Domain Invariant Representation Learning and Sleep Dynamics Modeling for Automatic Sleep Staging

  • paper_url: http://arxiv.org/abs/2312.03196
  • repo_url: https://github.com/yeon-lab/dream
  • paper_authors: Seungyeon Lee, Thai-Hoang Pham, Zhao Cheng, Ping Zhang
  • For: automatic sleep staging to diagnose and treat sleep disorders* Methods: neural network-based model (DREAM) to learn domain generalized representations from physiological signals and model sleep dynamics* Results: outperforms existing sleep staging methods on three datasets, and provides prediction uncertainty to ensure reliability in real-world applications.Here’s the full text in Simplified Chinese:* For: 自动睡眠阶段识别,以诊断和治疗睡眠障碍。* Methods: 使用神经网络模型(DREAM),从生物体信号中学习Domain Generalized表示,并模型睡眠 dinamics。* Results: 在三个数据集上比前者运算更好,并提供了预测不确定性,以确保实际应用中的可靠性。
    Abstract Sleep staging has become a critical task in diagnosing and treating sleep disorders to prevent sleep related diseases. With rapidly growing large scale public sleep databases and advances in machine learning, significant progress has been made toward automatic sleep staging. However, previous studies face some critical problems in sleep studies; the heterogeneity of subjects' physiological signals, the inability to extract meaningful information from unlabeled sleep signal data to improve predictive performances, the difficulty in modeling correlations between sleep stages, and the lack of an effective mechanism to quantify predictive uncertainty. In this study, we propose a neural network based automatic sleep staging model, named DREAM, to learn domain generalized representations from physiological signals and models sleep dynamics. DREAM learns sleep related and subject invariant representations from diverse subjects' sleep signal segments and models sleep dynamics by capturing interactions between sequential signal segments and between sleep stages. In the experiments, we demonstrate that DREAM outperforms the existing sleep staging methods on three datasets. The case study demonstrates that our model can learn the generalized decision function resulting in good prediction performances for the new subjects, especially in case there are differences between testing and training subjects. The usage of unlabeled data shows the benefit of leveraging unlabeled EEG data. Further, uncertainty quantification demonstrates that DREAM provides prediction uncertainty, making the model reliable and helping sleep experts in real world applications.

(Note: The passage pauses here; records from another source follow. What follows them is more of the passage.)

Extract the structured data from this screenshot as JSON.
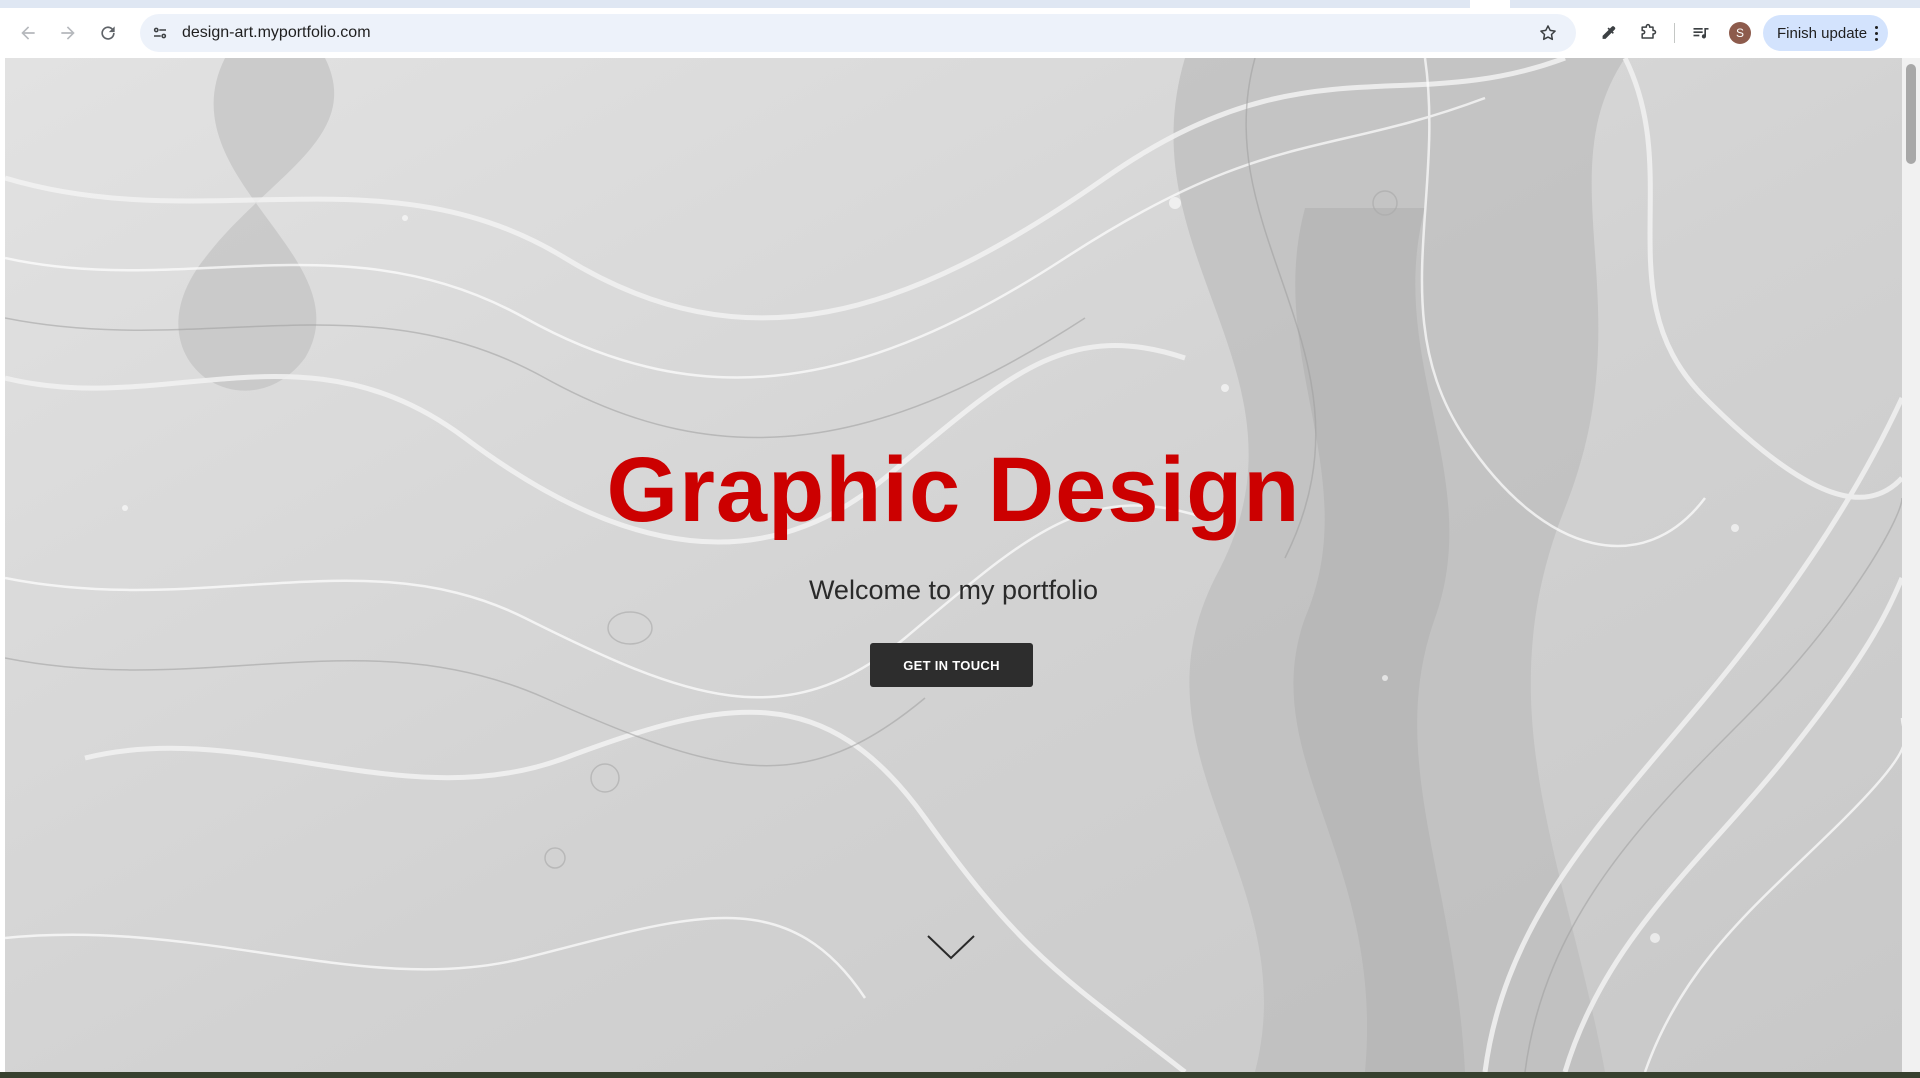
{
  "browser": {
    "url": "design-art.myportfolio.com",
    "update_label": "Finish update",
    "avatar_initial": "S"
  },
  "hero": {
    "title": "Graphic Design",
    "subtitle": "Welcome to my portfolio",
    "cta_label": "GET IN TOUCH"
  },
  "colors": {
    "title": "#cc0000",
    "button": "#2d2d2d",
    "background": "#d6d6d6"
  }
}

    摘要 休眠阶段识别已成为诊断和治疗睡眠疾病的关键任务。随着大规模公共睡眠数据库的快速增长和机器学习的进步,自动休眠阶段识别得到了 significiant progress。然而,之前的研究面临了睡眠研究中的一些关键问题,包括参与者的生物学信号差异性、EXTRACTING meaningful information from unlabeled sleep signal data to improve predictive performances, sleep stage之间的关系难以建模,以及睡眠预测uncertainty的缺乏有效机制。在本研究中,我们提出了一种基于神经网络的自动休眠阶段识别模型,名为DREAM,以学习域共采样表示和模型睡眠动力学。DREAM从多个参与者的睡眠信号段中学习睡眠相关和参与者不同的表示,并 capture interactions between sequential signal segments and between sleep stages。在实验中,我们证明DREAM在三个数据集上的表现比之前的睡眠阶段识别方法更好。 caso study表明我们的模型可以学习通用的决策函数,从而在新的参与者上达到良好的预测性能,特别是在测试和训练参与者之间存在差异时。使用未标注数据也显示了抽象数据的利用的好处。此外,uncertainty量化表明DREAM提供了预测不确定性,使模型成为可靠的和帮助睡眠专家在实际应用中。